Let’s go back to the wine article:
Statistician and wine-lover Robert Hodgson recently analyzed a series of wine competitions in California, after “wondering how wines, such as his own, [could] win a gold medal at one competition, and ‘end up in the pooper’ at others.” In one study, Hodgson presented blindfolded wine experts with the same wine three times in succession. Incredibly, the judges’ ratings typically varied by ±4 points on a standard ratings scale running from 80 to 100. Via the Wall Street Journal:
A wine rated 91 on one tasting would often be rated an 87 or 95 on the next. Some of the judges did much worse, and only about one in 10 regularly rated the same wine within a range of ±2 points.
Mr. Hodgson also found that the judges whose ratings were most consistent in any given year landed in the middle of the pack in other years, suggesting that their consistent performance that year had simply been due to chance.

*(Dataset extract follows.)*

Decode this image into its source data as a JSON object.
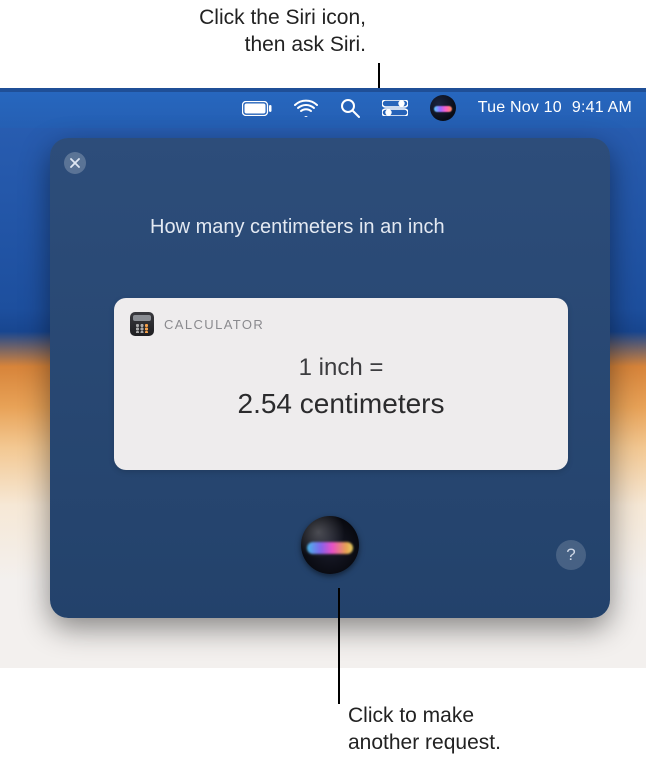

Several articles have come out recently on the amount of skill associated with an NFL GM position and they’ve basically said that what we perceive as skill might just be random variance. I think one criticism I would have of those studies is that they don’t address the potential that rival teams are co-opting the strategies of successful teams and thus flattening any advantages that a team with a draft edge might have. But I would be naturally inclined to believe that things are more random that we often assume. Wine critics can’t reproduce the same ratings on the same wine. I wonder whether football evaluators would be any good at reproducing consistency in their rankings. I kind of suspect that they wouldn’t. One argument I might offer to advance this theory is that football evaluators, for all of their skepticism of stats, often just follow the stats. A player that has a breakout college season (statistically usually) flies up draft boards even though it’s the watching of football games that is supposed to discover whether players have the skillsets that will make them good pros. So what happens to that evaluation between a lackluster junior season and a breakout senior season? The player either developed new skill sets, or they were there all along and simply went undiscovered. To look at the problem in reverse, isn’t Matt Barkley at least as good of a QB now as he was when he was regarded as the top prospect a year ago? He has another season under his belt, so he’s more experienced. But then why did the evaluations change? Did he lose abilities? Were they robbed of him like kryptonite robs Superman of his powers? Remember, you’re supposed to be able to know whether a player is good by watching games, any number of evaluators watched Barkley last year and decided he was good, then watched him this year and decided he wasn’t. We can’t reproduce the wine experiment with football, but I think I can make the case that the idea that a player has some inherent football ability (objective in nature) and can be verified with film study is problematic at best.
The wine world’s Bill James was a professor of economics named Orley Ashenfelter who showed that he could better project wine prices by using a regression, than could wine experts who were allowed to taste young wines. Ashenfelter was met with outright hostility in the wine world from those who were offended that he would try to make objective something that they thought was subjective and required a level of expert knowledge. Sound familiar?